For now I'm satisfied that it sounds better. Will be cool if there's a smartphone with pro audio options.
 
For now I'm satisfied that it sounds better. Will be cool if there's a smartphone with pro audio options.
There have been for a while, it's just that phones have crappy digital/analog converters and tiny crappy mics.

My phone has a "pro video" section that permits better control of the video and the capture of a stereo signal...
Screenshot_20250331_064722_Camera.jpg
Within the "pro video" section I can choose my audio source like all 4 external (tiny) mics, front only, rear only, a USB source (the best!), BlueTooth (I can use my earbuds or BT headset to send vocals) or a mix of BT and other sources.
Screenshot_20250331_064742_Camera.jpg
The phone has fair video capabilities (honestly, not so great, it has a low dynamic range, newer phones are going to be a bit better), but the internal mics are (to be kind), crappy. I did experimentations on getting the BT to receive audio from a 3rd party BT transmitter, that failed saying I need some other 3td party app to capture the audio.

Joseph, your KORG *should* be able to send it's audio to the phone, but I don't know if the BT latency would be a factor or not. Perhaps a cool future experiment?

I don't think we will ever see a phone with prosumer, much less pro level mics and AD/DA converters, hence where external mics and audio interfaces come in. :)
 
I don't know enough about this to understand all of what you said. But I understood enough to know that the usage of the stock camera app was the bottleneck, even If I used the signal from the audio interface as the input (instead of phone's mic)
32-bit floating recordings are a little different. The premise is that you can bring down signals that were captured above 0db and recover 100% of what would be normally distorted. So the answer is yes it can be done... as long as:
1 - you didn't overload the microphone's capacity
2 - you have a software that understands how to work with 32-bit floating files

Under those 2 circumstances, you can record anywhere from some ridiculously low level (-75 db to +75db) and it is cool to see how it works. Normally if you record something low and then raise it in post, it raises the noise with it. Not in 32-bit recordings, you raise everything but the noise. The reverse is true too... you can blast away at ridiculous levels and bring it back down to under 0 without distortion.

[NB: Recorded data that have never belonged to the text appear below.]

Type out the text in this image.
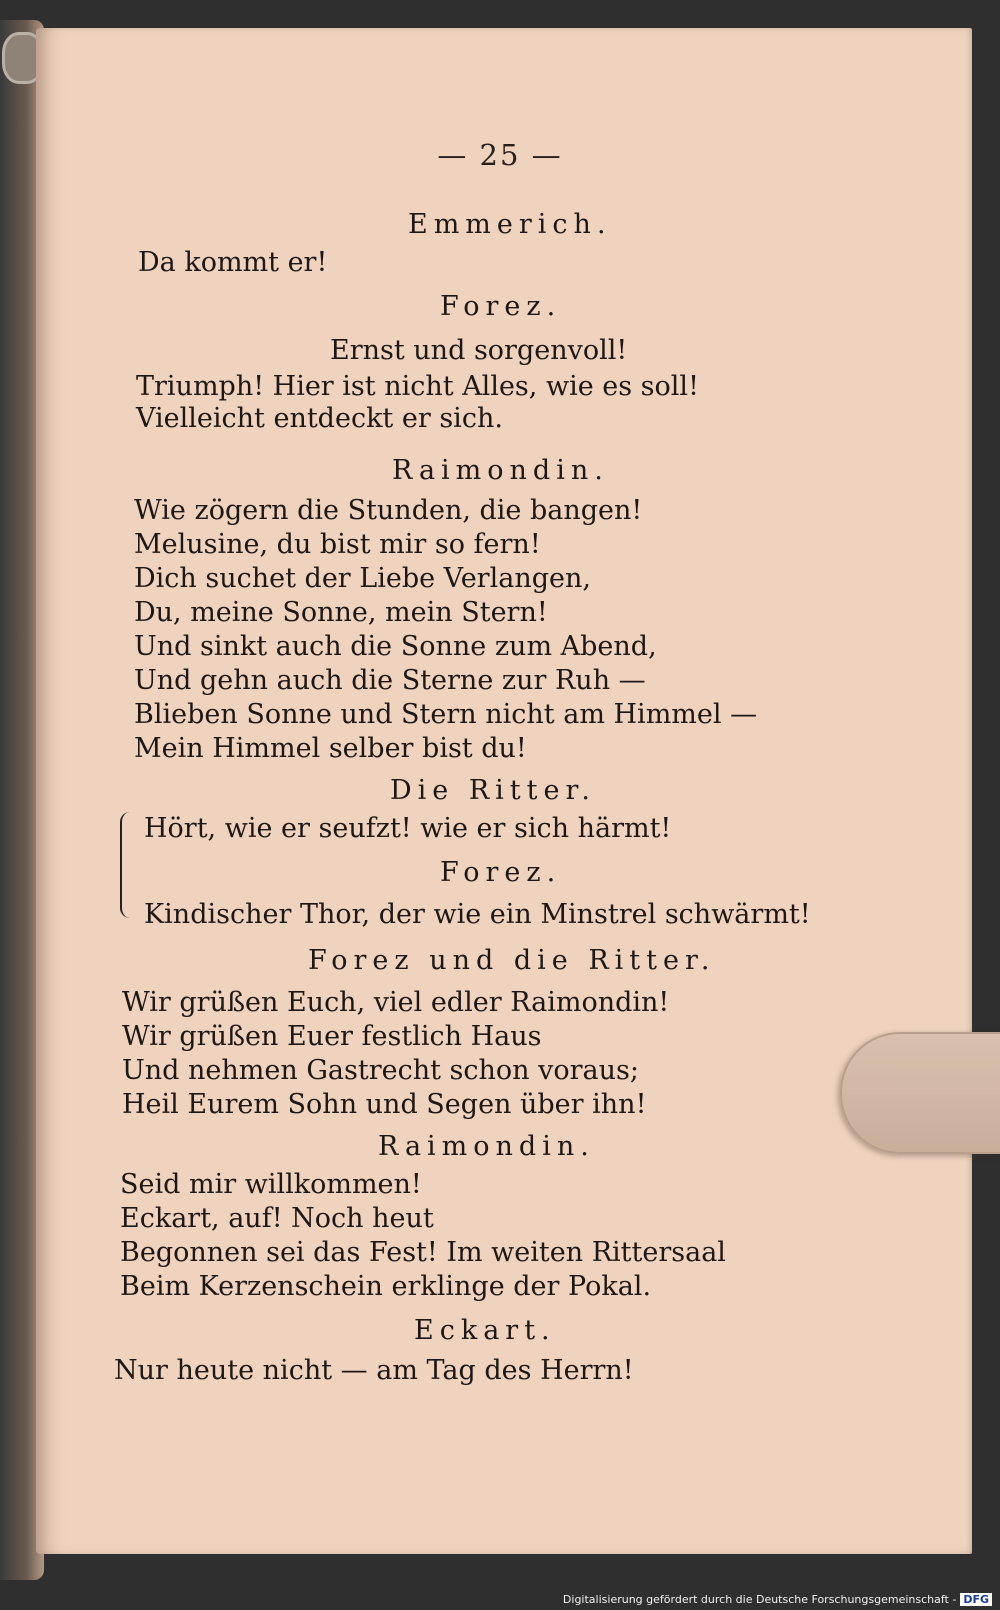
— 25 —
Emmerich.
Da kommt er!
Forez.
Ernst und sorgenvoll!
Triumph! Hier ist nicht Alles, wie es soll!
Vielleicht entdeckt er sich.
Raimondin.
Wie zögern die Stunden, die bangen!
Melusine, du bist mir so fern!
Dich suchet der Liebe Verlangen,
Du, meine Sonne, mein Stern!
Und sinkt auch die Sonne zum Abend,
Und gehn auch die Sterne zur Ruh —
Blieben Sonne und Stern nicht am Himmel —
Mein Himmel selber bist du!
Die Ritter.
Hört, wie er seufzt! wie er sich härmt!
Forez.
Kindischer Thor, der wie ein Minstrel schwärmt!
Forez und die Ritter.
Wir grüßen Euch, viel edler Raimondin!
Wir grüßen Euer festlich Haus
Und nehmen Gastrecht schon voraus;
Heil Eurem Sohn und Segen über ihn!
Raimondin.
Seid mir willkommen!
Eckart, auf! Noch heut
Begonnen sei das Fest! Im weiten Rittersaal
Beim Kerzenschein erklinge der Pokal.
Eckart.
Nur heute nicht — am Tag des Herrn!
Digitalisierung gefördert durch die Deutsche Forschungsgemeinschaft - DFG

The tech is interesting, but it was designed more for voice than music. Recording near 0 and someone starts yelling, you can recover the sound, but tests have shown a small loss in quality. So while this is all well and good, you can save yourself the money and complexity by properly gain staging using 24-bit (96 to 192 kHz) recordings.

Pro studios do NOT use 32-bit recording, its more a tool for someone that needs to capture very quiet sections and save the audio from explosive sound spikes.
 
There have been for a while, it's just that phones have crappy digital/analog converters and tiny crappy mics.
Neither should matter at all when using the Zoom H6 as an audio interface (connecting it via USB). However, the expectation of crappy hardware may influence the default (or available) processing options of typical recording apps: if it is hard or impossible to keep them from "improving" the audio or from working the H6 at its best settings, that can make those apps be of comparatively little use. But at least then there is the possibility of other apps providing better options since the limitations will not be the involved hardware.
 
Pro studios do NOT use 32-bit recording, its more a tool for someone that needs to capture very quiet sections and save the audio from explosive sound spikes.
32bit make no sense as a recording track format: the best A/D converters put out something like 20 bits. It only makes sense as a mastering/processing format in order to avoid artifacts from sloppy digital gain staging (essentially, it renders gain staging in the digital domain irrelevant).